Google and Blackstone have teamed up to launch a new AI company, aiming to compete with CoreWeave and Nebius

Tech experts respond to Google-Blackstone AI partnership

Google and Blackstone are kickstarting a fresh AI company to vie with cloud services like CoreWeave and Nebius.

Blackstone, the leading asset management company, will initially channel $5 billion into the new American-based venture, as announced on Monday.

Their plan is to deliver data centre capacity, operational capabilities, and Google Cloud's Tensor Processing Units as a service.

Thomas Kurian, who leads Google Cloud, mentioned in the release that the new firm provides entities with more options to access computing resources.

"Our collaboration with Blackstone addresses the burgeoning need for TPUs, which are particularly tailored for proficiency and capability in the AI domain," Kurian stated.

Here is how technology experts and investors have responded to the announcement:

Rittenhouse Research

In a post on X, Rittenhouse Research, which provides market insights and investment advice, observed that most of the major neocloud suppliers — like CoreWeave, Nebius, Crusoe, and Lambda — predominantly favour Nvidia hardware, creating opportunities for Google-supported TPU alternatives.

The company mentioned that although this decision may heighten competition for these firms, it ultimately reinforces the neocloud framework that those entities pioneered.

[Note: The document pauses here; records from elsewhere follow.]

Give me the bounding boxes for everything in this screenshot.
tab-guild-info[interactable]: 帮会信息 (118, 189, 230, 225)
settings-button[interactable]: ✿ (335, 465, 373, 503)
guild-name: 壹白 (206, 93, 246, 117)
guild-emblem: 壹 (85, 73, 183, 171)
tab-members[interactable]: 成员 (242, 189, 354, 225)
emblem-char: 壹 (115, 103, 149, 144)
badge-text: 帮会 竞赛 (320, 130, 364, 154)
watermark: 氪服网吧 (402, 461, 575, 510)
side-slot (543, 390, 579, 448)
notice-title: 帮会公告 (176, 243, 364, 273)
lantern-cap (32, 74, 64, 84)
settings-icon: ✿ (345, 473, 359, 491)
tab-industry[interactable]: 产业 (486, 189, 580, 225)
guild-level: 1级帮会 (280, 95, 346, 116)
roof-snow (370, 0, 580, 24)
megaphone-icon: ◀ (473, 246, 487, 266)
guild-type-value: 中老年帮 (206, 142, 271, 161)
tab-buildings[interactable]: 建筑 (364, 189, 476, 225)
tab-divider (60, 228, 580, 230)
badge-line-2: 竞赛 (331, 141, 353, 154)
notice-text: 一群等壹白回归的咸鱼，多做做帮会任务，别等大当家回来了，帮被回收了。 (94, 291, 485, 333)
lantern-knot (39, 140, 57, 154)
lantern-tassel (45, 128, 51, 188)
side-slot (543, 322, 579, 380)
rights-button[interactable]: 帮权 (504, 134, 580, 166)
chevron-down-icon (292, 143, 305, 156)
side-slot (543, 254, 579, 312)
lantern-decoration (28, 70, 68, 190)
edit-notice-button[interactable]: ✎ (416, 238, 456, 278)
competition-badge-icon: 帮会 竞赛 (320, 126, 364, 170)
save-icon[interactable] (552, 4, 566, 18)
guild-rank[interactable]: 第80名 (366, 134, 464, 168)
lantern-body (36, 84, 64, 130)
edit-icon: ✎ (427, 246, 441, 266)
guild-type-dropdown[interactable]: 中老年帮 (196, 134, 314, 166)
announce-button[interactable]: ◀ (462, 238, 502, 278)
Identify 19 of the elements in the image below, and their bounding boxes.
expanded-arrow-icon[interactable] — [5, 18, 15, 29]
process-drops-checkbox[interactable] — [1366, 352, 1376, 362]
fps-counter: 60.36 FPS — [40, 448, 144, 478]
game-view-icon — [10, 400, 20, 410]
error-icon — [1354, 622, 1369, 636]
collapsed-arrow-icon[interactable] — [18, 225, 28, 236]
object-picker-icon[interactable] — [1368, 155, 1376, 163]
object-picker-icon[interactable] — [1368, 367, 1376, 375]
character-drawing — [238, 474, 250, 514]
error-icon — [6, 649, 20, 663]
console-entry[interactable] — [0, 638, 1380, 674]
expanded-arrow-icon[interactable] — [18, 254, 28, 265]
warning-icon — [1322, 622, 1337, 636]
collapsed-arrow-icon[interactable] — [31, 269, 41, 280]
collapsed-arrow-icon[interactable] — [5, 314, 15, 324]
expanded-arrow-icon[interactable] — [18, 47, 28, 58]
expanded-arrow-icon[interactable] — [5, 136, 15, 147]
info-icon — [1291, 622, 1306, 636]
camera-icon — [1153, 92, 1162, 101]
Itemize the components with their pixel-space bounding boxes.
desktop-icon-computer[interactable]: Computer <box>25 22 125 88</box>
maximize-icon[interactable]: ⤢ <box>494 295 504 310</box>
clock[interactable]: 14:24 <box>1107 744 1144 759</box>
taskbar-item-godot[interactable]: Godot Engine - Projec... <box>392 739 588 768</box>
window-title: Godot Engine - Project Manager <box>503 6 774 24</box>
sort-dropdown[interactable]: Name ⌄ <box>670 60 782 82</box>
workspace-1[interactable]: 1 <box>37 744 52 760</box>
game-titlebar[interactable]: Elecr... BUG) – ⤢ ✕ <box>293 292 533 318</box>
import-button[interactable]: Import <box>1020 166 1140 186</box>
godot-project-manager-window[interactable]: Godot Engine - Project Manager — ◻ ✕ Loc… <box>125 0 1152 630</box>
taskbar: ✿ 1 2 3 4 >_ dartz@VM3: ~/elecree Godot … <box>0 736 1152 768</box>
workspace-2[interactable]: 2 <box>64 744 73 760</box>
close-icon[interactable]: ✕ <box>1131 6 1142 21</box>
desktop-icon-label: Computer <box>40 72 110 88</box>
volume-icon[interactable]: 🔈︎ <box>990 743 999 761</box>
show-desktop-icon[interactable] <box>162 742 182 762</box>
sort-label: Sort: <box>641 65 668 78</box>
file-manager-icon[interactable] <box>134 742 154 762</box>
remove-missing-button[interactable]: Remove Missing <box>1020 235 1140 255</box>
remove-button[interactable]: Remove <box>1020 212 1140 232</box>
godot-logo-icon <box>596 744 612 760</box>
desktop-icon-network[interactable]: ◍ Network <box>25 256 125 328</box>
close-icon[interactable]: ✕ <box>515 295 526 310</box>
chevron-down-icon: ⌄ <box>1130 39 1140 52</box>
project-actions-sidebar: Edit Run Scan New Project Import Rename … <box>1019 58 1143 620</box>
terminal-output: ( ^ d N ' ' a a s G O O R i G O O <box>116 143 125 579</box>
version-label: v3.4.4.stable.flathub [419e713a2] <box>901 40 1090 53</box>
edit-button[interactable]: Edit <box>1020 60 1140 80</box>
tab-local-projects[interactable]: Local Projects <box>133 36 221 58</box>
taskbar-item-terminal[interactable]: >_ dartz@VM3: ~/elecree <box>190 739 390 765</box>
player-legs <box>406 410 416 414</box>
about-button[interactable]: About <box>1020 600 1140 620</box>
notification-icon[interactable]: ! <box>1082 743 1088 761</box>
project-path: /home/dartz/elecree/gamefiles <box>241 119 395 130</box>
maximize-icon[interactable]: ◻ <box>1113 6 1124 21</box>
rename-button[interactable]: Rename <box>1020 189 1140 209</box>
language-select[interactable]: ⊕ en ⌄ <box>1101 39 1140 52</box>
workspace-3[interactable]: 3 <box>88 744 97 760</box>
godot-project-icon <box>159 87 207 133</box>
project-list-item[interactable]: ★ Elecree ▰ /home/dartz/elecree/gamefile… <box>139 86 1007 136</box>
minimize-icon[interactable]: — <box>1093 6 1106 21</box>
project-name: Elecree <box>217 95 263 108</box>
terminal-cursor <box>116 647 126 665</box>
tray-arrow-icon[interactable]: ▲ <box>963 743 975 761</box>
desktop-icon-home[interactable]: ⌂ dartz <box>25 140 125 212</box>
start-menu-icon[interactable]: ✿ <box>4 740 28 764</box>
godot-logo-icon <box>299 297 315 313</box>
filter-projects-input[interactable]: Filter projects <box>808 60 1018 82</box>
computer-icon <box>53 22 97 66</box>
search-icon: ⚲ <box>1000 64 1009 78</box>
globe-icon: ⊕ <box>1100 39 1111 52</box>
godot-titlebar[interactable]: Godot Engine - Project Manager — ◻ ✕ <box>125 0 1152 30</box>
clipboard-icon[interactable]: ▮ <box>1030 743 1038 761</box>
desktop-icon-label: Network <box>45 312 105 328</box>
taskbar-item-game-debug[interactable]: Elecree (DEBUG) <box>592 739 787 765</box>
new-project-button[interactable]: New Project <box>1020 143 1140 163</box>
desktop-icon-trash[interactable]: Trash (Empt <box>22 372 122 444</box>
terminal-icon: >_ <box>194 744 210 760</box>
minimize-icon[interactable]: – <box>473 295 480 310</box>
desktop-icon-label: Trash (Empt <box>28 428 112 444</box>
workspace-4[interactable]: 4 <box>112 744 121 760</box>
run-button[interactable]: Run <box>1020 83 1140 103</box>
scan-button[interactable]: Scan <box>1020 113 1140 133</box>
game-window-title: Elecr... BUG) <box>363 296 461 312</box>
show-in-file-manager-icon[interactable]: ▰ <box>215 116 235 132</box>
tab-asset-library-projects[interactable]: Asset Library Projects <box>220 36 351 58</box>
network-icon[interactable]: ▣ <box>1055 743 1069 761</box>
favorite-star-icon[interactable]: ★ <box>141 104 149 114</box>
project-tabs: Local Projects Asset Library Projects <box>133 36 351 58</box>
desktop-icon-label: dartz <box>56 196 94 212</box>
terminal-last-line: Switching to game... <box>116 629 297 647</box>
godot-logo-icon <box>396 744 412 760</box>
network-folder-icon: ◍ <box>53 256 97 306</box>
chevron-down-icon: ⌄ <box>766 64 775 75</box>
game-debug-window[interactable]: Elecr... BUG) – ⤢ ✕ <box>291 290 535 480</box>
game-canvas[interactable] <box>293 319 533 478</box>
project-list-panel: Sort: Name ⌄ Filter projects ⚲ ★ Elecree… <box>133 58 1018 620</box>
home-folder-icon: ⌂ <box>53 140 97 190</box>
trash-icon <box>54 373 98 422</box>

Gilles Drieu, ex-director of engineering at Google

Gilles Drieu, the CTO of ADT and a past engineering head at Google, commented that Google and Blackstone's novel TPU-based AI cloud signifies significant transformations in the AI infrastructure landscape.

In a post on X, he highlighted that hyperscalers are beginning to monetize their unique chips beyond their internal cloud environments. Concurrently, private investment is progressively backing extensive AI infrastructure endeavours once directly bankrolled by major tech firms.

Drieu further stated that the AI ecosystem is increasingly becoming vertically harmonised, encompassing chips, inference, and power infrastructure.

"Computing resources are evolving into a crucial supply chain," he expressed on X.

"'Welcome to Hell' aptly describes the situation," penned Kotik, an equities portfolio manager at Rockefeller Global.

"With Google and Blackstone uniting, every other AI firm has been warned," Kotik asserted on X. "The dominant players are swiftly consolidating power, and smaller companies are being squeezed out."